Liposomes have been utilized for the in vitro delivery of anticancer agents (Mayhew et al., Liposomes, Ed. Ostro, Marcel Decker, Inc., New York, N.Y. (1983), immunomodulators and anti-fungal agents (Mehta et al., Immunology 51:517-527 (1984)). In vivo drug delivery using liposomes has been reported in both animals and humans. Lopez-Berestein et al., Clin Exp Metastasis 2:127-137(1984); Lopez-Berestein et al., J. Inf. Dis. 147:937-945 (1983); and Lopez-Berestein et al., J. Inf. Dis. 151:704-710 (1985).
Studies have reported that liposomal encapsulation of antineoplastic complexes can reduce drug-related toxicities, including doxorubicin-induced cardiotoxicity and cisplatin-induced nephrotoxicity. Forssen et al., Proc. Natl. Acad. Sci. 78:873-1877(1981); Olson et al., Bur. J. Cancer Clin. Oncol. 18:167-176 (1982); Gabizon et al., Cancer Res. 42:4734-4739 (1982); Herman et al., Cancer Res. 43:5427-5432 (1983); and Freise et al., Arch. Int. Pharmacodynamie Therapie 258:180-192 (1982). In addition, evidence suggests that liposomal incorporation of antineoplastic agents may increase the antitumor activity of these agents, possibly due to (a) extended release of the active agent (Mayhew et al., Ann. N.Y. Acad. Sci. 308:371-386, Patel, et al. Int. J. Cancer 34:717-723. (1984)); (b) increased uptake of the active agent by tumor cells; or (c) more selective organ distribution of the active agent. Gabizon et al., Cancer Res. 43:4730-4735 (1983); Mayhew et al., Cancer Drug Deliv. 1:43-58 (1983); and U.S. Pat. No. 4,330,534.

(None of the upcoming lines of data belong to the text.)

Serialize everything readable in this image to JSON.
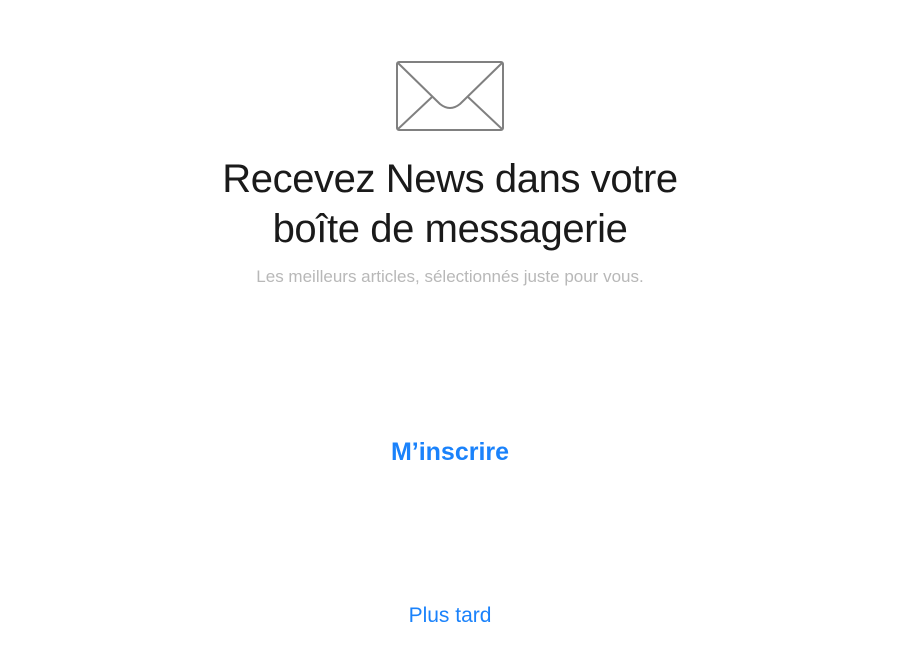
{
  "icon": "envelope-icon",
  "colors": {
    "accent": "#1a82fb",
    "headline": "#1a1a1a",
    "subtitle": "#b8b8b8",
    "icon_stroke": "#808080",
    "background": "#ffffff"
  },
  "headline": {
    "line1": "Recevez News dans votre",
    "line2": "boîte de messagerie"
  },
  "subtitle": "Les meilleurs articles, sélectionnés juste pour vous.",
  "actions": {
    "subscribe_label": "M’inscrire",
    "later_label": "Plus tard"
  }
}
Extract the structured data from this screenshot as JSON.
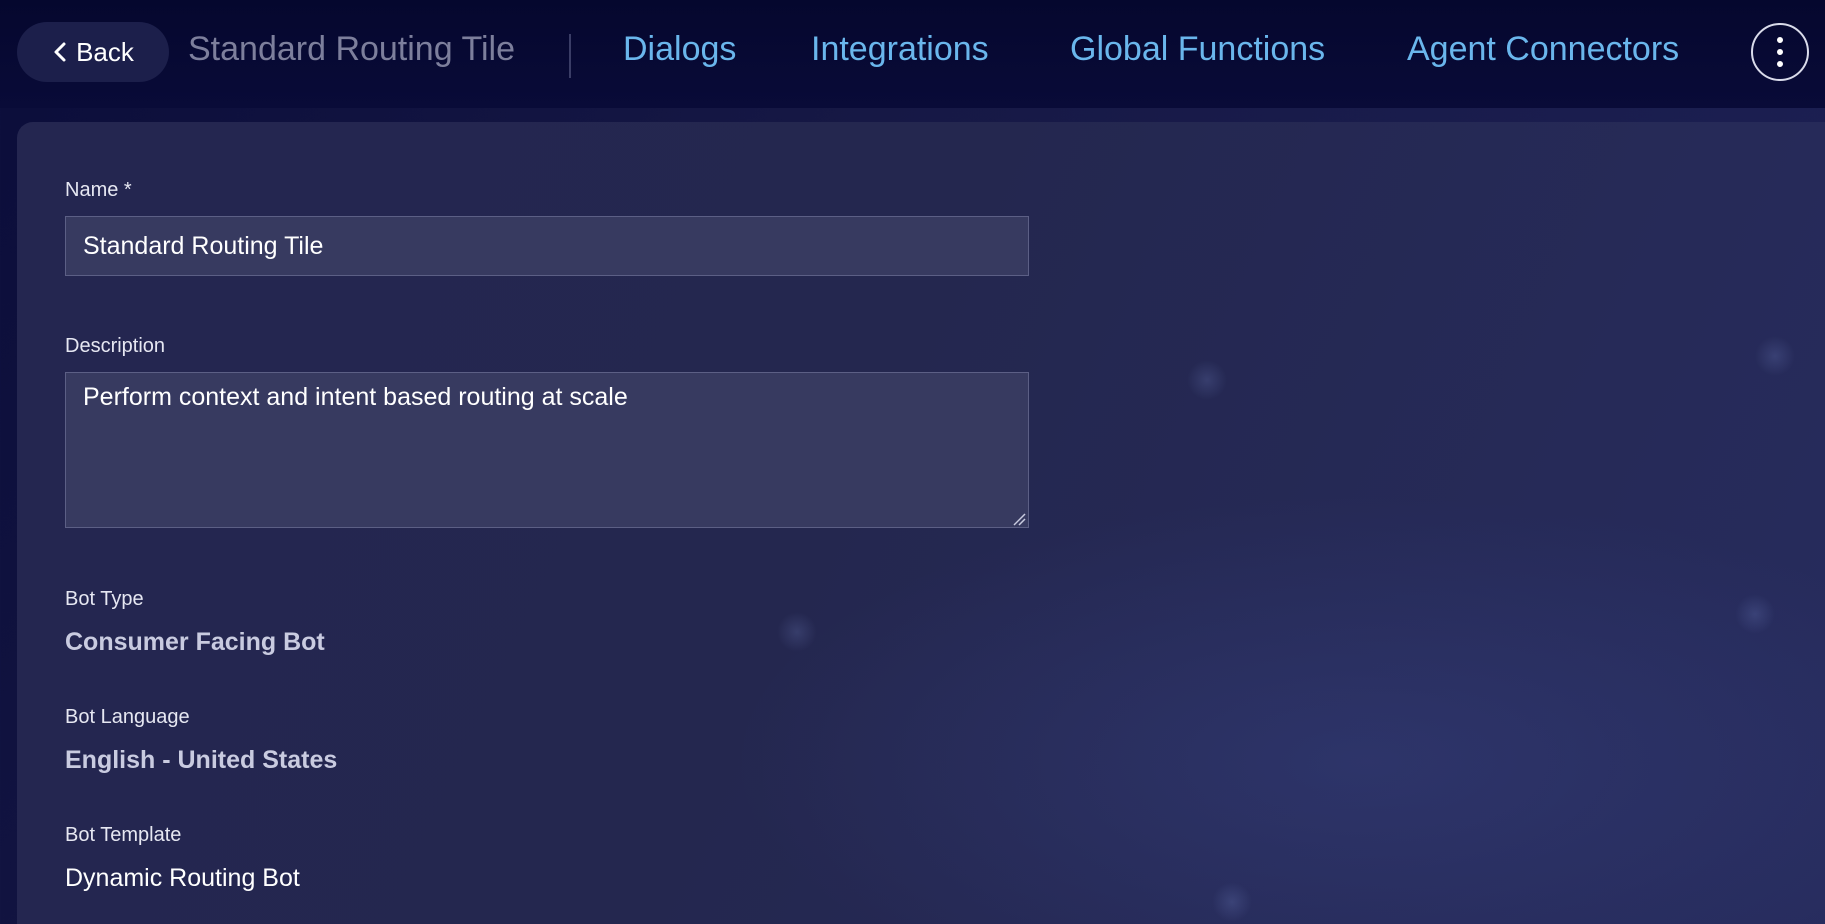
{
  "header": {
    "back_label": "Back",
    "bot_title": "Standard Routing Tile",
    "nav": {
      "dialogs": "Dialogs",
      "integrations": "Integrations",
      "global_functions": "Global Functions",
      "agent_connectors": "Agent Connectors"
    },
    "more_icon": "vertical-ellipsis-icon",
    "back_icon": "chevron-left-icon"
  },
  "form": {
    "name": {
      "label": "Name *",
      "value": "Standard Routing Tile"
    },
    "description": {
      "label": "Description",
      "value": "Perform context and intent based routing at scale"
    },
    "bot_type": {
      "label": "Bot Type",
      "value": "Consumer Facing Bot"
    },
    "bot_language": {
      "label": "Bot Language",
      "value": "English - United States"
    },
    "bot_template": {
      "label": "Bot Template",
      "value": "Dynamic Routing Bot"
    }
  },
  "colors": {
    "header_bg": "#05072e",
    "panel_bg": "#24274f",
    "nav_link": "#6ab6ec",
    "input_bg": "#373a60"
  }
}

Liposomal cisplatin formulations have been prepared, but have been plagued by very poor encapsulation efficiency and by the relatively low stability of the resulting liposomal formulations. Freise et al., Arch. Int. Pharmacodynamie Therapie 258:180-192 (1982). The platinum complex L-NDDP is a liposomal formulation of the complex bis-neodecanoato-cis-1,2-diaminocyclohexane platinum (II) and is currently showing promise in clinical trials for pancreatic cancer, metastatic colorectal cancer and malignant mesothelioma. It is believed that L-NDDP is actually a prodrug which is activated intraliposomally to provide active platinum species which are responsible for the antitumor activity. Perez-Soler et al., Cancer Chemother. Pharmacol. (1994), 33:378-384.
Related art includes U.S. Pat. No. 5,041,581, “Hydrophobic Cis-Platinum Complexes Efficiently Incorporated into Liposomes; U.S. Pat. No. 5,117,022, “Hydrophobic Cis-Platinum Complexes Efficiently Incorporated into Liposomes; U.S. Pat. No. 5,178,876, “Hydrophobic Cis-Platinum Complexes Efficiently Incorporated into Liposomes;” U.S. Pat. No. 5,186,940, “Hydrophobic Cis-Platinum Complexes Efficiently Incorporated into Liposomes;” U.S. Pat. No. 5,384,127, “Stable Liposomal Formulation of Lipophilic Platinum complexes;” and U.S. Pat. No. 5,843,475, “Delivery and Activation Through Liposome Incorporation of Diaminocyclohexane Platinum (II) Complexes.”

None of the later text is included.